Theories there were in plenty, some of them going back long years, and some of them pure fable.

“Look,” Ronny said in disgust one day after a particularly unbelievable siege with two agents recently returned from a trouble spot in a planetary system that involved three aggressive worlds which revolved about the same sun. “Look, it’s impossible for one man to accomplish all this. He’s blamed for half the coups d’états, revolts and upheavals that have taken place for the past quarter century. It’s obvious nonsense. Why, a revolutionist usually spends the greater part of his life toppling a government. Then, once it toppled, he spends the rest of his life trying to set up a new government—and he’s usually unsuccessful.”

One of the others was shaking his head negatively. “You don’t understand this Tommy Paine’s system, Bronston.”

The other agent, a Nigerian, grinned widely. “You sure don’t. I’ve been on planets where he’d operated.”

Ronny leaned forward. The three of them were having a beer in a part of the city once called Baltimore. “You have?” he said. “Tell me about it, eh?

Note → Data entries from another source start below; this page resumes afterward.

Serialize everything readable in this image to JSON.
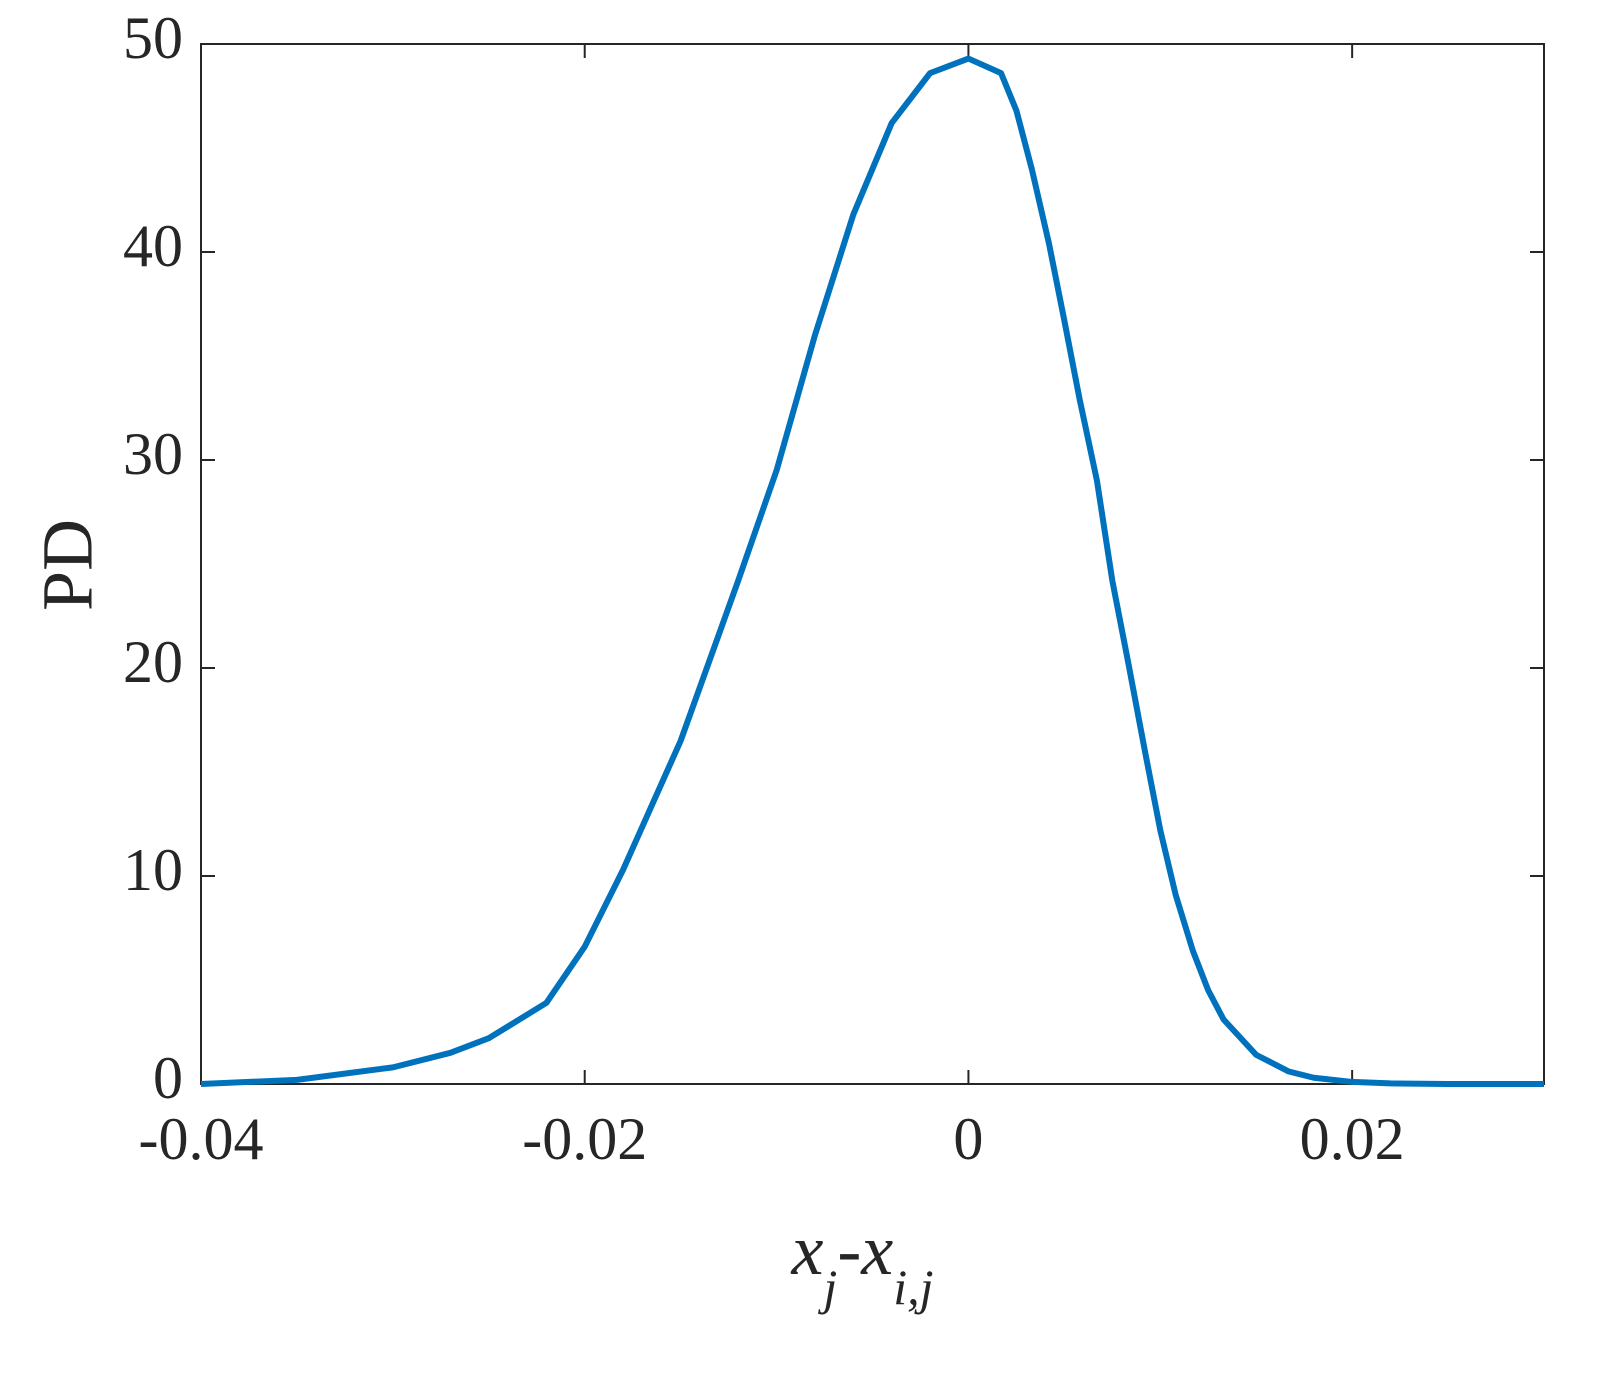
{
  "chart_data": {
    "type": "line",
    "ylabel": "PD",
    "xlabel": [
      "x",
      "j",
      "-x",
      "i,j"
    ],
    "x": [
      -0.04,
      -0.035,
      -0.03,
      -0.027,
      -0.025,
      -0.022,
      -0.02,
      -0.018,
      -0.015,
      -0.012,
      -0.01,
      -0.008,
      -0.006,
      -0.004,
      -0.002,
      0,
      0.0017,
      0.0025,
      0.0033,
      0.0042,
      0.005,
      0.0058,
      0.0067,
      0.0075,
      0.0083,
      0.0092,
      0.01,
      0.0108,
      0.0117,
      0.0125,
      0.0133,
      0.015,
      0.0167,
      0.018,
      0.02,
      0.022,
      0.025,
      0.03
    ],
    "series": [
      {
        "color": "#0072bd",
        "values": [
          0,
          0.2,
          0.8,
          1.5,
          2.2,
          3.9,
          6.6,
          10.3,
          16.5,
          24.2,
          29.5,
          36,
          41.8,
          46.2,
          48.6,
          49.3,
          48.6,
          46.8,
          44,
          40.4,
          36.7,
          32.9,
          29,
          24.2,
          20.4,
          16,
          12.2,
          9.1,
          6.4,
          4.5,
          3.1,
          1.4,
          0.6,
          0.3,
          0.1,
          0.03,
          0,
          0
        ]
      }
    ],
    "xlim": [
      -0.04,
      0.03
    ],
    "xticks": [
      -0.04,
      -0.02,
      0,
      0.02
    ],
    "ylim": [
      0,
      50
    ],
    "yticks": [
      0,
      10,
      20,
      30,
      40,
      50
    ],
    "grid": false
  }
}
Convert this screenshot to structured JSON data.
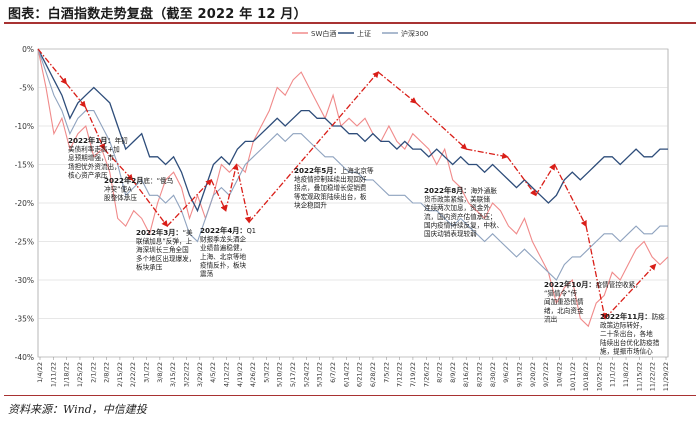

The more background I get on this guy, the better.”

“Sure. And this’ll give you an idea of how he operates, how he can get so much trouble done. Well, I was on this planet Goshen, understand? It had kind of a strange history. A bunch of colonists went out there, oh, four or five centuries ago. Pretty healthy expedition, as such outfits go. Bright young people, lots of equipment, lots of know-how and books. Well, through sheer bad luck everything went wrong from the beginning. Everything. Before they got set up at all they had an explosion that killed off all their communications technicians. They lost contact with the outside. O.K. Within a couple of centuries they’d gotten into a state of chattel slavery. Pretty well organized, but static. Kind of an Athenian Democracy on top, a hierarchy, but nineteen people out of twenty were slaves, and I mean real slaves, like animals. They were at this stage when a scout ship from the UP Space Forces discovered them and, of course, they joined up.”

“Where does Tommy Paine come in?” Ronny said. He signaled to a waiter for more beer.

“He comes in a few years later. I was the Section G agent on Goshen, understand? No planet was keener about Articles One and Two of the UP Charter. The hierarchy understood well enough that if their people ever came to know about more advanced socio-economic systems it’d be the end of Goshen’s Golden Age. So they allowed practically no intercourse. No contact whatsoever between UP personnel and anyone outside the upper class, understand? All right. That’s where Tommy Paine came in. It couldn’t have taken him more than a couple of months at most.”

Ronny Bronston was fascinated. “What’d he do?”

“He introduced the steam engine, and then left.”

Ronny was looking at him blankly. “Steam engine?”

“That and the fly shuttle and the spinning jenny,” the Nigerian said. “That Goshen hierarchy never knew what hit them.”

Ronny was still blank. The waiter came up with the steins of beer, and Ronny took one and drained half of it without taking his eyes from the storyteller.

The other agent took it up. “Don’t you see? Their system was based on chattel slavery, hand labor. Given machinery and it collapses. Chattel slavery isn’t practical in a mechanized society. Too expensive a labor force, for one thing. Besides, you need an educated man and one with some initiative—qualities that few slaves possess—to run an industrial society.”

Ronny finished his beer. “Smart cooky, isn’t he?”